The archbishop explained that "this does not mean the synod need fail in its work. Francis' personal appeal and the good will it can engender remain strong."
"This is why many young priests, like those who wrote an open letter to delegates of the impending synod earlier this month, see an opportunity in the synod's subject matter. As they make clear, the synod's success depends on a profound confidence in the Word of God and the mission of the Church, despite the sins of her leaders."
"It's in the light of their faith, and the faith of other young men and women like them, that the synod's instrumentum laboris or 'working document,' needs to be reviewed and revised. As it stands, the text is strong in the social sciences, but much less so in its call to belief, conversion, and mission," Chaput wrote.
Citing a recently published theological reflection, Chaput lamented within the document "'serious theological concerns…including: a false understanding of the conscience and its role in the moral life;' a 'false dichotomy proposed between truth and freedom,' a 'pervasive focus on socio-cultural elements, to the exclusion of deeper religious and moral issues,' an 'absence of the hope of the Gospel,' and an 'insufficient treatment of the abuse scandal.'"
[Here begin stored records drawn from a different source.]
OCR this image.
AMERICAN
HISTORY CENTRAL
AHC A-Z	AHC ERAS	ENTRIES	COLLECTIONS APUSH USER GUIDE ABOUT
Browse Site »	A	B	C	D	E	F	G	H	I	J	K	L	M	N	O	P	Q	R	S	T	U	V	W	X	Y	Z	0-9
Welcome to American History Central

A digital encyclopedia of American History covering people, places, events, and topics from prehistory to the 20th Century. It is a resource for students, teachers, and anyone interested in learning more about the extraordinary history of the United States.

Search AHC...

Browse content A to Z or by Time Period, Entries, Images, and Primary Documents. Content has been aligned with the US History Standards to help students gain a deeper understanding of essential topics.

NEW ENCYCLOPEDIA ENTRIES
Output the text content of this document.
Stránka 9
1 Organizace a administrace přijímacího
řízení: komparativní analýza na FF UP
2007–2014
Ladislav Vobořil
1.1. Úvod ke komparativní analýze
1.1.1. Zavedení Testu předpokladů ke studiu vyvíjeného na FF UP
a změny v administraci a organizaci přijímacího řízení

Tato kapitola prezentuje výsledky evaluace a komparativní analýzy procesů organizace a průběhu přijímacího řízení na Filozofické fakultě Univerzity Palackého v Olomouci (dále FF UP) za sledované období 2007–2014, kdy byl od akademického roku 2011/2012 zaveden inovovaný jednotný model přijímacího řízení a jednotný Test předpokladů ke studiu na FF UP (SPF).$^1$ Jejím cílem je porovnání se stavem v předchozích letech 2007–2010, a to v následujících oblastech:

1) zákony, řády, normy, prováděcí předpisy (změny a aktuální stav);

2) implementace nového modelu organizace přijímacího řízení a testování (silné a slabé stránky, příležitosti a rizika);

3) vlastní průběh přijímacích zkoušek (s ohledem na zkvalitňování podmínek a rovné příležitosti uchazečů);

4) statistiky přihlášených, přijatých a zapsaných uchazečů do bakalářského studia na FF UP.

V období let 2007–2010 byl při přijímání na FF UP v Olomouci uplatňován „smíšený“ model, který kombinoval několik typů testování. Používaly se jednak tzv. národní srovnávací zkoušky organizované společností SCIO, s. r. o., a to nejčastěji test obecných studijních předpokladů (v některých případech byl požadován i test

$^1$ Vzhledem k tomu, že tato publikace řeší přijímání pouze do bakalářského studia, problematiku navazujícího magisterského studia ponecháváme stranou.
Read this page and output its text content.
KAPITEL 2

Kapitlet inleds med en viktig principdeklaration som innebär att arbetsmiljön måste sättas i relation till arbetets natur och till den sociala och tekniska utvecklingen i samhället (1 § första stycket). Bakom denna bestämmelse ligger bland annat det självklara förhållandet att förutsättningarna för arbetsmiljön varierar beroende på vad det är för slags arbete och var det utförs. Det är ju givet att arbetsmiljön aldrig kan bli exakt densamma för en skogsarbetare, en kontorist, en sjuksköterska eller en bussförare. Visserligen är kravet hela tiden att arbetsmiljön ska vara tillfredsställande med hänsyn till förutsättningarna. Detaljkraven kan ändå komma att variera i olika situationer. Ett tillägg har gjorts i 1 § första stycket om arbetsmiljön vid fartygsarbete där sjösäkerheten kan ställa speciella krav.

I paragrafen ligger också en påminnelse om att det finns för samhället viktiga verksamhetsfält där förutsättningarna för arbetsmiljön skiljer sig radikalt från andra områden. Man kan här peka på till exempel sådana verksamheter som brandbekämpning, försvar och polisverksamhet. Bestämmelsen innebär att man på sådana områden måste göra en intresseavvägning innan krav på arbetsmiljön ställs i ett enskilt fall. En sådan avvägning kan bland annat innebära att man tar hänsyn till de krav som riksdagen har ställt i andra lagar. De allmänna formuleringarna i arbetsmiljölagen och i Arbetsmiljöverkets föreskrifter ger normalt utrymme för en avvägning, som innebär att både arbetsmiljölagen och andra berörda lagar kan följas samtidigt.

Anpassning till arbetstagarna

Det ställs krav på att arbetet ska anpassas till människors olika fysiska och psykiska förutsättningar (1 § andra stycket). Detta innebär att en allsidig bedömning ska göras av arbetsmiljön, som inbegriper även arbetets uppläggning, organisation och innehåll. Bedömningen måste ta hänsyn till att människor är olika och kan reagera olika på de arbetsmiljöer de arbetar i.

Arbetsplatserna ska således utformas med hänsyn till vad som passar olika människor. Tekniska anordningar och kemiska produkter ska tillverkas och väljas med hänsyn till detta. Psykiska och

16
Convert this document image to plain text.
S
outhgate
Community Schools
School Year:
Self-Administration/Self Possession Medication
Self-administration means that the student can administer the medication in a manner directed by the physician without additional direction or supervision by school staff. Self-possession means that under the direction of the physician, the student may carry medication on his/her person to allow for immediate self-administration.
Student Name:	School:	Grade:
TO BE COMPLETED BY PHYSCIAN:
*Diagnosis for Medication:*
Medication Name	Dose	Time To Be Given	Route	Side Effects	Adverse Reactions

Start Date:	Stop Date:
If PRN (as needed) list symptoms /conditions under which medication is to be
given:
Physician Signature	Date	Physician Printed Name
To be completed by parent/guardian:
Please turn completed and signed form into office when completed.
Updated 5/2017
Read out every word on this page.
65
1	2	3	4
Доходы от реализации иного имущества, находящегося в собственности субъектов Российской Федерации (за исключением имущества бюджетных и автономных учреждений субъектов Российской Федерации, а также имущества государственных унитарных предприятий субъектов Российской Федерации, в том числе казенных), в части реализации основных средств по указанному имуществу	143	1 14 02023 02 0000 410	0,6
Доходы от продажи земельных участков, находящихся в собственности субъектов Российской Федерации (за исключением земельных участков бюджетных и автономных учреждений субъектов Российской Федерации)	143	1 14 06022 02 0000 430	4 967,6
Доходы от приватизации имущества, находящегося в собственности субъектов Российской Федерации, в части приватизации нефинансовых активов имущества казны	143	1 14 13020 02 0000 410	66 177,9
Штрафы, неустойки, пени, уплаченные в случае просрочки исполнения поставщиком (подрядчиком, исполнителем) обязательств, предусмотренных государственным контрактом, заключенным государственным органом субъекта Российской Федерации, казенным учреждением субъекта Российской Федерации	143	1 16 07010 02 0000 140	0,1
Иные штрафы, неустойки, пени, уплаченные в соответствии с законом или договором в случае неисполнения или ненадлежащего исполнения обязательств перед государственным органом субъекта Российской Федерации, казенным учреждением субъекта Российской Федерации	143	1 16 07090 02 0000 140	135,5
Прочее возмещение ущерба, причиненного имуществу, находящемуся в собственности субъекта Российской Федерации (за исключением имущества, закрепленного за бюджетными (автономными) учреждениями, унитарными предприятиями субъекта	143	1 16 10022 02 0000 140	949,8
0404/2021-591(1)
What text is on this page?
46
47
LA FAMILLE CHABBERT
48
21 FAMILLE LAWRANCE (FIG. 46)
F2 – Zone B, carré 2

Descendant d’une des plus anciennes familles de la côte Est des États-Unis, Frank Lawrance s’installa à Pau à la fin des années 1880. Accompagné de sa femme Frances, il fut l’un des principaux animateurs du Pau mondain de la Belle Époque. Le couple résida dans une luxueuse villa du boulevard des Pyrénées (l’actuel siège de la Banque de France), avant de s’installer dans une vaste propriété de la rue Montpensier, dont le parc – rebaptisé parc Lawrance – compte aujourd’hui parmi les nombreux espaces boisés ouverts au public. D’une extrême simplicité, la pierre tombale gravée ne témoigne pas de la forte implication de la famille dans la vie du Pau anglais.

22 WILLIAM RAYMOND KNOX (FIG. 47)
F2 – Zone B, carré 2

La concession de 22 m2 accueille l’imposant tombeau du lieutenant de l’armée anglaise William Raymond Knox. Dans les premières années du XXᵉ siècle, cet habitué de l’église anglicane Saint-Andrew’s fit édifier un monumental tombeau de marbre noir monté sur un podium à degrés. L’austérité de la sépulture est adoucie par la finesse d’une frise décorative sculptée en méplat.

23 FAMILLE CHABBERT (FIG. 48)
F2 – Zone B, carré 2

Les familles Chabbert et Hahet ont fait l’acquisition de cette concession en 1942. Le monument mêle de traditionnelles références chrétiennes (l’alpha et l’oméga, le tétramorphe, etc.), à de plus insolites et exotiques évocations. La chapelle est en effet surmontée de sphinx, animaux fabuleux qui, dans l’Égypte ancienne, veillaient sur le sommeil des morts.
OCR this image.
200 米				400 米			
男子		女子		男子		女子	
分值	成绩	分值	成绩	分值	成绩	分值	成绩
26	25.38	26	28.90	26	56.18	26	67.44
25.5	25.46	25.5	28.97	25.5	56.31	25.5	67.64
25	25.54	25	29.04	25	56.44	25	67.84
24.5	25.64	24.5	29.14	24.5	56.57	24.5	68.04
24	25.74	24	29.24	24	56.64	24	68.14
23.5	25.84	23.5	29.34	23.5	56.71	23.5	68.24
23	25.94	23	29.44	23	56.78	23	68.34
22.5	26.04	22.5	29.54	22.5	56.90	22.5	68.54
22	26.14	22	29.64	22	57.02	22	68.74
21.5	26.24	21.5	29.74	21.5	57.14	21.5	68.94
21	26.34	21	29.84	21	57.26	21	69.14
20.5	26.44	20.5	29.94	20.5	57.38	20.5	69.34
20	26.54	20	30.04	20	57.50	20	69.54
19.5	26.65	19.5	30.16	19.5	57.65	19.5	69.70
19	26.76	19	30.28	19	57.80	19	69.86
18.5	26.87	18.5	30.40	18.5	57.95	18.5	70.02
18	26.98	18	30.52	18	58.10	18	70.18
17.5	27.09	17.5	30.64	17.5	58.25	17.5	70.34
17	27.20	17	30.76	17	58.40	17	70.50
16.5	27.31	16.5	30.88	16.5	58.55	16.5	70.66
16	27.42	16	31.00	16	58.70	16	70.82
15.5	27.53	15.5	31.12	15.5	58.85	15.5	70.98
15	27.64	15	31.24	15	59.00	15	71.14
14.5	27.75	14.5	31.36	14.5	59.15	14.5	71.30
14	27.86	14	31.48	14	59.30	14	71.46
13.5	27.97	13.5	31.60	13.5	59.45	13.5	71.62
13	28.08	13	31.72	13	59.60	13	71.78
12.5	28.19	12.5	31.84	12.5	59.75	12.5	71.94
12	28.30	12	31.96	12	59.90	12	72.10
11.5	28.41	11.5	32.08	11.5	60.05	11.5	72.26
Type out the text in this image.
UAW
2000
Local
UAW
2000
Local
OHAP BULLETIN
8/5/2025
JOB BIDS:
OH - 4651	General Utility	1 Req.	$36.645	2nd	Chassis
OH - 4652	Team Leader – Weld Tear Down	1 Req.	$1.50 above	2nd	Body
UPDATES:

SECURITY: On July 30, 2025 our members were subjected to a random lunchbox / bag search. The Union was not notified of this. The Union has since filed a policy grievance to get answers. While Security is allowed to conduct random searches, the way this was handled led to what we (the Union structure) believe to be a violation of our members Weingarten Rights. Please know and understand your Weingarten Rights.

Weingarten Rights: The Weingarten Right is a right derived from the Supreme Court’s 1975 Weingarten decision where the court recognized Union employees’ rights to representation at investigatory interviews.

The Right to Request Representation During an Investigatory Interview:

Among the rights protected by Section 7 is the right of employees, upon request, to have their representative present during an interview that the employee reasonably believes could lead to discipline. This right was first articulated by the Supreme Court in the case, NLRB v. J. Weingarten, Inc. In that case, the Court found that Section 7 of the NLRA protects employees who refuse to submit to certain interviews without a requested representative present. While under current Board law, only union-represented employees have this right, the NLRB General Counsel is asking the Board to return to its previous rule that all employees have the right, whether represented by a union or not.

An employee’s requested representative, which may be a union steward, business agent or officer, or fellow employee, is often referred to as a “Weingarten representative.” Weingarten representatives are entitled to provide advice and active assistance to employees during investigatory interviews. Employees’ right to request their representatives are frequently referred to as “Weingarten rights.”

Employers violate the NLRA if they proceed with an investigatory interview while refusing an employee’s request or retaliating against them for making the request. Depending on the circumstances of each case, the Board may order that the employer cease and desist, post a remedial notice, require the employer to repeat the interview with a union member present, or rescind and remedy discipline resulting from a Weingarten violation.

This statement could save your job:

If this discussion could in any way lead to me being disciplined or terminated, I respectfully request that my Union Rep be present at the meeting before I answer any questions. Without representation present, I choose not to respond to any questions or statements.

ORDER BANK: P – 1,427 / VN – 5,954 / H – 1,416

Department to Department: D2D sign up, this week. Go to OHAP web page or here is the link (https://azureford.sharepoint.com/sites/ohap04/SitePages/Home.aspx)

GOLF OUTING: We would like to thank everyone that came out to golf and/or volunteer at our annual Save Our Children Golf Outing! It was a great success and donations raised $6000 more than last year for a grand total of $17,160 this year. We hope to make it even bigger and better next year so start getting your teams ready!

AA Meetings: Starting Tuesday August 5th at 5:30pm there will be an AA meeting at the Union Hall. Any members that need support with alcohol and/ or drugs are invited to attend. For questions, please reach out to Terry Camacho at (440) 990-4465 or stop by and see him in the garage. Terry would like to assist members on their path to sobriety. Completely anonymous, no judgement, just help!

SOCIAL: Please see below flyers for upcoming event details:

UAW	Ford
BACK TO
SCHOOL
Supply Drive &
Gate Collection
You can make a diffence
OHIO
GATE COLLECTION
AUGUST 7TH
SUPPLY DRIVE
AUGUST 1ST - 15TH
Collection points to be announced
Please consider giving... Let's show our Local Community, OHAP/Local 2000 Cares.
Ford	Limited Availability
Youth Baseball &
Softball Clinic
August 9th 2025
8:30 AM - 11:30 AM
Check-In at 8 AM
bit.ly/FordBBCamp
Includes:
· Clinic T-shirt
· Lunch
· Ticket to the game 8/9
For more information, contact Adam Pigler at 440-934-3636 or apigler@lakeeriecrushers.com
"Comments like these sound harsh," Chaput admits, "but they are not wholly unwarranted. A synod that deals with issues of sexuality and young people should also deal -- honestly and thoroughly -- with the roots of a clergy sexual abuse disaster involving minors."
"Neither the Pope nor the Church is served – particularly in a time of humiliation and crisis – by an overdose of sentiment, accommodation, and sociology. Faith demands more than that," Chaput, who is a delegate to the synod, concluded.